I- Sur la demande de nullité du bon de commande
L’article L.221-1 du code de la consommation, dans sa rédaction en vigueur depuis le 22 décembre 2021 prévoit, que constitue un contrat hors établissement : « tout contrat conclu entre un professionnel et un consommateur :
a) Dans un lieu qui n’est pas celui où le professionnel exerce son activité en permanence ou de manière habituelle, en la présence physique simultanée des parties, y compris à la suite d’une sollicitation ou d’une offre faite par le consommateur ;
b) Ou dans le lieu où le professionnel exerce son activité en permanence ou de manière habituelle ou au moyen d’une technique de communication à distance, immédiatement après que le consommateur a été sollicité personnellement et individuellement dans un lieu différent de celui où le professionnel exerce en permanence ou de manière habituelle son activité et où les parties étaient, physiquement et simultanément, présentes ;
c) Ou pendant une excursion organisée par le professionnel ayant pour but ou pour effet de promouvoir et de vendre des biens ou des services au consommateur.

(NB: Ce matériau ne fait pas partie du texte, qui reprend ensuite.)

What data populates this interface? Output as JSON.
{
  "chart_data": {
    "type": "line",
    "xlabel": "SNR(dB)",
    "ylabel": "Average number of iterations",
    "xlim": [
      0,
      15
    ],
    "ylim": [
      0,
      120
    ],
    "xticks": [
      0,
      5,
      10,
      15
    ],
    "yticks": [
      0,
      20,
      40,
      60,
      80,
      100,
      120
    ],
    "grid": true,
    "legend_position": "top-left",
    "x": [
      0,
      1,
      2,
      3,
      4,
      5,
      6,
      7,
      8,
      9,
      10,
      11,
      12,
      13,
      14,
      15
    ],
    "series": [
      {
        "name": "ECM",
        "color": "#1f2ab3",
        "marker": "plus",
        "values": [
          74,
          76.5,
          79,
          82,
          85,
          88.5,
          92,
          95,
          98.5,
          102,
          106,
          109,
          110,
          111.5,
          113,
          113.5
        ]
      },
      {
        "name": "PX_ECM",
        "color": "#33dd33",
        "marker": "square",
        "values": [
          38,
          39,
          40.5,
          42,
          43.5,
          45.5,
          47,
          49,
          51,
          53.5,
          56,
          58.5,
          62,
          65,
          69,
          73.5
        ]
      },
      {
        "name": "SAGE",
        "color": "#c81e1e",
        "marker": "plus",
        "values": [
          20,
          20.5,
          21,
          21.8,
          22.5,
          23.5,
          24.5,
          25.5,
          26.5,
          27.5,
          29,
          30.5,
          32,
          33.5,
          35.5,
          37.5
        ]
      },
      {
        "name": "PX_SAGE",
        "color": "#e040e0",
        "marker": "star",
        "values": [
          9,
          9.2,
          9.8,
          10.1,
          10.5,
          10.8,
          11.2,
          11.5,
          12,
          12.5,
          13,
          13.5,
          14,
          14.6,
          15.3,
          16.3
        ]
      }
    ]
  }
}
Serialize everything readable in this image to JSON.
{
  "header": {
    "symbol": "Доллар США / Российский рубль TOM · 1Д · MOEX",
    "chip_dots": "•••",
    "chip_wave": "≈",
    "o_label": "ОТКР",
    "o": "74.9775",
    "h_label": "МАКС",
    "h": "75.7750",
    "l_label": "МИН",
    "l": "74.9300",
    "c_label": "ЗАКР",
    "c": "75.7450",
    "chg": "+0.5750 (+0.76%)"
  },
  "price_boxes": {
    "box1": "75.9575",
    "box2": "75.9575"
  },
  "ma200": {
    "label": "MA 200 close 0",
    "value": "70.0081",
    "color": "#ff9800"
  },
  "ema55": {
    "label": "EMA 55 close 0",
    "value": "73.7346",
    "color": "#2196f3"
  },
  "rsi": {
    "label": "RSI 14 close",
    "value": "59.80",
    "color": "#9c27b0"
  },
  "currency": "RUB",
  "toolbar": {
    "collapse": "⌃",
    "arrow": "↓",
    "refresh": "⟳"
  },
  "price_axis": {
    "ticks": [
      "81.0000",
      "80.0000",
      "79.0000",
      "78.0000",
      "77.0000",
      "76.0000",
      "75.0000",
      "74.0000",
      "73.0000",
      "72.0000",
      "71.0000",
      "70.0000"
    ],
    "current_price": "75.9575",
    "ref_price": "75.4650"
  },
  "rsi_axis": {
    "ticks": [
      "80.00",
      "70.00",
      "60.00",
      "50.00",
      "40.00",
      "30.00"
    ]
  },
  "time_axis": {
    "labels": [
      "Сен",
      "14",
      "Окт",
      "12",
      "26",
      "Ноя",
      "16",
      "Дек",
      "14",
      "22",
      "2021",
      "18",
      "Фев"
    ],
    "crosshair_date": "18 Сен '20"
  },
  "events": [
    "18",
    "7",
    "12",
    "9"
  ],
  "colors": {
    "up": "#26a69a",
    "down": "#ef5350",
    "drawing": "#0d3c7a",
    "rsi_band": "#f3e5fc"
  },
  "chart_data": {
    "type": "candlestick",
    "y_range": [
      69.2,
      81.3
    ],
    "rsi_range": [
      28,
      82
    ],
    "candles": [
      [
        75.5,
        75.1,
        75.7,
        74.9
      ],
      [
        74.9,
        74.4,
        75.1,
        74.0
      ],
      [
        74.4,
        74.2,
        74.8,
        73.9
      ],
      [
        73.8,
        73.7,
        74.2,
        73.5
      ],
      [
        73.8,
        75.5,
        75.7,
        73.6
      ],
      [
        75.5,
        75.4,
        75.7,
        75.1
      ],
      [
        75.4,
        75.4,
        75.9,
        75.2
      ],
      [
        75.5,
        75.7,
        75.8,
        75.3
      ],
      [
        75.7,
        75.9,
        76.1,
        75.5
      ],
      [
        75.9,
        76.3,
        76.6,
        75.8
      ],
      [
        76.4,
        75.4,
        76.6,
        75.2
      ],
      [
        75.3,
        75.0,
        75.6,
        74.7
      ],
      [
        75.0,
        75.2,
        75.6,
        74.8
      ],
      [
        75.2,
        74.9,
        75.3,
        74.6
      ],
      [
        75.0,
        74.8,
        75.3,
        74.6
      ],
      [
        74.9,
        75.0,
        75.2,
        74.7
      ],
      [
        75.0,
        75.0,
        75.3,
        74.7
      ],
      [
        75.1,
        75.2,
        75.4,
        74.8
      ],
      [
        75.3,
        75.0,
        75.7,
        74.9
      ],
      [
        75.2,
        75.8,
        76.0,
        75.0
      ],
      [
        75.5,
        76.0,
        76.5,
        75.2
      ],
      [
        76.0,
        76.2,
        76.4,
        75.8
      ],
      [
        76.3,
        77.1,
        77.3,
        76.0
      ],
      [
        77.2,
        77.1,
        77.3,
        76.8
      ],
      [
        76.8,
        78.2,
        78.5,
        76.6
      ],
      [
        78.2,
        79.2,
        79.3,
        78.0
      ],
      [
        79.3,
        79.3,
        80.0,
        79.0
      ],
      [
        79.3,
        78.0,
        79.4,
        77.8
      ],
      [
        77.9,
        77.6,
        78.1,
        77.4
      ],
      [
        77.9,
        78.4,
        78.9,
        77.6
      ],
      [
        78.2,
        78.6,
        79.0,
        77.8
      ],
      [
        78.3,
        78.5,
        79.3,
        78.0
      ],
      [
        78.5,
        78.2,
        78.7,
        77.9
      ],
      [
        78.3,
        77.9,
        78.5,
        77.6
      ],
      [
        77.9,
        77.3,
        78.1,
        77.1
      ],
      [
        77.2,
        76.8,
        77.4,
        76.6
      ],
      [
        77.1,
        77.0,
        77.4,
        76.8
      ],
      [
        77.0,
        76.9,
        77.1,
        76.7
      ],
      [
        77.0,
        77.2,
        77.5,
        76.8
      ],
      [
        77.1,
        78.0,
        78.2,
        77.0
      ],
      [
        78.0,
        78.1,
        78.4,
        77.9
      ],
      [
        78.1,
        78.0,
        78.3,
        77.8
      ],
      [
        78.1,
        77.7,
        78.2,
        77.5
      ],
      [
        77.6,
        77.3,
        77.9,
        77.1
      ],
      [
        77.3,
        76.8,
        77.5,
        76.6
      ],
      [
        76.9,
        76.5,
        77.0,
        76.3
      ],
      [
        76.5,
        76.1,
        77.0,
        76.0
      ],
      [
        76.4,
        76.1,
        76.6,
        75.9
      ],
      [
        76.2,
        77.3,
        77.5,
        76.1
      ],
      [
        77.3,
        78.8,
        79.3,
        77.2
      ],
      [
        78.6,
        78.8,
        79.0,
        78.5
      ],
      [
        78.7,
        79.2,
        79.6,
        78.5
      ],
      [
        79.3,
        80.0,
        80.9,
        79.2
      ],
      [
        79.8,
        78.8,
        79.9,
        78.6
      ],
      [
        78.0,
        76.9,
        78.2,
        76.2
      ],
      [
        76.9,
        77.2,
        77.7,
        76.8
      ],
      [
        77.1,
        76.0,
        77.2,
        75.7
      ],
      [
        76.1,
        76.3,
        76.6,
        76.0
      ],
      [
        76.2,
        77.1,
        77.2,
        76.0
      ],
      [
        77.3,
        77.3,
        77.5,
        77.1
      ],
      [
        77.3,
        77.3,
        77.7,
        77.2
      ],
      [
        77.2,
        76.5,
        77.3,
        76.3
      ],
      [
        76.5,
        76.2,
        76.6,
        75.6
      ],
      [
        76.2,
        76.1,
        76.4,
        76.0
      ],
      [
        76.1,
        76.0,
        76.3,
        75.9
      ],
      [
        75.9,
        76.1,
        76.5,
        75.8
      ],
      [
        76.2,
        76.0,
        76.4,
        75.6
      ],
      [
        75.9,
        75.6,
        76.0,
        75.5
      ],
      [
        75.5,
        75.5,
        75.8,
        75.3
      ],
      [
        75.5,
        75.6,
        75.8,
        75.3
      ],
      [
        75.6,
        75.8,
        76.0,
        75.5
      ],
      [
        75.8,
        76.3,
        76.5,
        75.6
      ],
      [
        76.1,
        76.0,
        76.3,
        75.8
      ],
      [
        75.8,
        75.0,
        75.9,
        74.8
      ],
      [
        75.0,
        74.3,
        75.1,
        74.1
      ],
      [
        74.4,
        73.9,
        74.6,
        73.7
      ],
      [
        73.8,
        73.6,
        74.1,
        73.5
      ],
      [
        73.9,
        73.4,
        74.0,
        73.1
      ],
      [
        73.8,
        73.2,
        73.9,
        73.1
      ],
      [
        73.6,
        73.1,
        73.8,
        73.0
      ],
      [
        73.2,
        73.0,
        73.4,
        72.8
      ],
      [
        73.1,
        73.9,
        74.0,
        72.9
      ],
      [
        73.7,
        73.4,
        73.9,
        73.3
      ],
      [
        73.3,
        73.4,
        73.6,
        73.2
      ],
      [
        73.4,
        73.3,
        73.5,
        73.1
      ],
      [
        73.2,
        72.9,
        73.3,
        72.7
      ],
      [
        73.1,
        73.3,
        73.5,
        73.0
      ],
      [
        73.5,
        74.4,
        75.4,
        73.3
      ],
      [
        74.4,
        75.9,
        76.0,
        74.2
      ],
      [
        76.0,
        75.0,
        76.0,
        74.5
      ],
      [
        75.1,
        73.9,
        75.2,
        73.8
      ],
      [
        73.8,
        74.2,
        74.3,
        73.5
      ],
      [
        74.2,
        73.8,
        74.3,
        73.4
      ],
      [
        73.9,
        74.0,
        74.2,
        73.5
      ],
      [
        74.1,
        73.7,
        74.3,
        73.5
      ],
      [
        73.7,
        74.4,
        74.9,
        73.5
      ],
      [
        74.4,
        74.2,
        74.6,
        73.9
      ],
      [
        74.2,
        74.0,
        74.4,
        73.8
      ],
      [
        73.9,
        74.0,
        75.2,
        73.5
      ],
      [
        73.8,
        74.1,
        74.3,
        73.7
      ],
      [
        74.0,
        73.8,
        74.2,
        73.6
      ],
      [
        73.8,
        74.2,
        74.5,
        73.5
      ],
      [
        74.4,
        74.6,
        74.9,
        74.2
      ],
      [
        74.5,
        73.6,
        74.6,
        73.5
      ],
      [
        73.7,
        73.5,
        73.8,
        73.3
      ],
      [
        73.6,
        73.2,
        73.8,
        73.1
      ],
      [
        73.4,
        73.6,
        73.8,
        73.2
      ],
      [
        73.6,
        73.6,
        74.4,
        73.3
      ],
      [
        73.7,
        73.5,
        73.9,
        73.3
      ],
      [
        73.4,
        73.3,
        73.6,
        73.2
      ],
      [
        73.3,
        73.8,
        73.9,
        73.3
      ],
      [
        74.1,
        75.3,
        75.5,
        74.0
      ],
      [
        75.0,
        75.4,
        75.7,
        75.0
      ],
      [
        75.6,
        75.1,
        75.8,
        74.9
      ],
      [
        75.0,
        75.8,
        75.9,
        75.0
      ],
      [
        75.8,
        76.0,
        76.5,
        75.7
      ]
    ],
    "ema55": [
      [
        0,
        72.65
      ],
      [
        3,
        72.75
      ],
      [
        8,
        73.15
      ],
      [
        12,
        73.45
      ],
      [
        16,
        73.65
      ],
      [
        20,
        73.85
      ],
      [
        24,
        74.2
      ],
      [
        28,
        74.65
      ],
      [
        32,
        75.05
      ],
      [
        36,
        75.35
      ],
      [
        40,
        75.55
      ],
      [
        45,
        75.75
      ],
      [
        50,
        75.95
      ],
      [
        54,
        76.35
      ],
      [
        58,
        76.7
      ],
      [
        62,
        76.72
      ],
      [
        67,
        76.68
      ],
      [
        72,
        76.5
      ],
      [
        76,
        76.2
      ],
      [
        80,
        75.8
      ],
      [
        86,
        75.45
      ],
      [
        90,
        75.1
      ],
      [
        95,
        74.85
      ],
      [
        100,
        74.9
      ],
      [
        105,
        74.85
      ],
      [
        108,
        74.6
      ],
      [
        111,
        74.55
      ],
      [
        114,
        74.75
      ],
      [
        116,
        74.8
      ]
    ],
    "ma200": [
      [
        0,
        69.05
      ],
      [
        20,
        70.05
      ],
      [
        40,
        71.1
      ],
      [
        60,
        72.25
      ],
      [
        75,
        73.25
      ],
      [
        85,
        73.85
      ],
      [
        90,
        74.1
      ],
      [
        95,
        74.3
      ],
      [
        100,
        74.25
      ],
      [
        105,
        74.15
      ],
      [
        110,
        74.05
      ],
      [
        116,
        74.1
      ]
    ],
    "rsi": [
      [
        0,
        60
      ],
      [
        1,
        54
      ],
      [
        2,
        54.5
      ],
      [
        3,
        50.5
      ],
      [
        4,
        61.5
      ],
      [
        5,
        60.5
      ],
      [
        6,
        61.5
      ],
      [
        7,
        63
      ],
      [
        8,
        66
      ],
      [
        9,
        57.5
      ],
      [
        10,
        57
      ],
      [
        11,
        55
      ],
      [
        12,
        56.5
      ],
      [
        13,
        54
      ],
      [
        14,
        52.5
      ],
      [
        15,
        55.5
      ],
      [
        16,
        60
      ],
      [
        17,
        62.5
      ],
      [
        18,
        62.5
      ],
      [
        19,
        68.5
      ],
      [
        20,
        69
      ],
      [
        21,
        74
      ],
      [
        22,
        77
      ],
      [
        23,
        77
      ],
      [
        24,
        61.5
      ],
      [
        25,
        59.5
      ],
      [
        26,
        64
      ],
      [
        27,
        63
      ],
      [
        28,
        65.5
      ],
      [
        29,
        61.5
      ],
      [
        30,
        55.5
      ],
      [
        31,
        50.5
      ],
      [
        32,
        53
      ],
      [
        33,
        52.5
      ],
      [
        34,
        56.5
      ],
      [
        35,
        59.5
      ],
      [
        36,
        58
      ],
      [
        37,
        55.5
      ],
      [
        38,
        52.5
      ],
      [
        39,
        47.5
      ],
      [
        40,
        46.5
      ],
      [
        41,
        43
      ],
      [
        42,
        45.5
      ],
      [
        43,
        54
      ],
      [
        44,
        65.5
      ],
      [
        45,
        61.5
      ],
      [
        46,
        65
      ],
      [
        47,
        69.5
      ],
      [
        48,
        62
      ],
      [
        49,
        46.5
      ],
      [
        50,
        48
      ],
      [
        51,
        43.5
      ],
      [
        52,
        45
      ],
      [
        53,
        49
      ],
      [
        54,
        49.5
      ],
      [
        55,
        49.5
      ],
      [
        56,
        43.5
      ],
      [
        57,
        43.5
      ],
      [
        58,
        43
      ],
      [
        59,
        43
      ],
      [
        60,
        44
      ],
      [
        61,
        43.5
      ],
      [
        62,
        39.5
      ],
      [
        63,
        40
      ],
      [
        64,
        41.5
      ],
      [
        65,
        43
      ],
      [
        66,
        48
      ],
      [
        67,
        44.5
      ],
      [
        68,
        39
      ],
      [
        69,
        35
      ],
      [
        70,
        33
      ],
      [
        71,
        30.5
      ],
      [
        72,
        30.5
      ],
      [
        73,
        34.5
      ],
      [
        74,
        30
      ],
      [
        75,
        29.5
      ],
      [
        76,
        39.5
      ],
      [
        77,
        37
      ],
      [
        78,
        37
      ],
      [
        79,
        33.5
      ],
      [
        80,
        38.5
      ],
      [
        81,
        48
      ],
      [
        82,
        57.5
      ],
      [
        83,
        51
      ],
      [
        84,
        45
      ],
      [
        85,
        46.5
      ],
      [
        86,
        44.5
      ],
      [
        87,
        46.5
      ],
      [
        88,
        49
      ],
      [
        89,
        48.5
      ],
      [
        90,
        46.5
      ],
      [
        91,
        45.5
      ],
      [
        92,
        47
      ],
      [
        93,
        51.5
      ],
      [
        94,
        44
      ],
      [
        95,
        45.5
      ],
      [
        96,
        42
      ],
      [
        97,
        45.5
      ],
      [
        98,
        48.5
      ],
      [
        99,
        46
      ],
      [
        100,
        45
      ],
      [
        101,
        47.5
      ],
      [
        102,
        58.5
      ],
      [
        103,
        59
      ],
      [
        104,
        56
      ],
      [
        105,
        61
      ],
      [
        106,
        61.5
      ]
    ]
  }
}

II. – Les dispositions du présent titre s’appliquent aux contrats portant sur la vente d’un ou plusieurs biens, au sens de l’article 528 du code civil, et au contrat en vertu duquel le professionnel fournit ou s’engage à fournir un service au consommateur en contrepartie duquel le consommateur en paie ou s’engage à en payer le prix. Le contrat ayant pour objet à la fois le transfert de propriété d’un bien et la fourniture d’une prestation de services, y compris la prestation de livraison de biens, est assimilée à un contrat de vente ».
Aux termes de l’article L. 221-9 du code de la consommation dans sa version en vigueur à la date de conclusion du contrat : « Le professionnel fournit au consommateur un exemplaire daté du contrat conclu hors établissement, sur papier signé par les parties ou, avec l’accord du consommateur, sur un autre support durable, confirmant l’engagement exprès des parties.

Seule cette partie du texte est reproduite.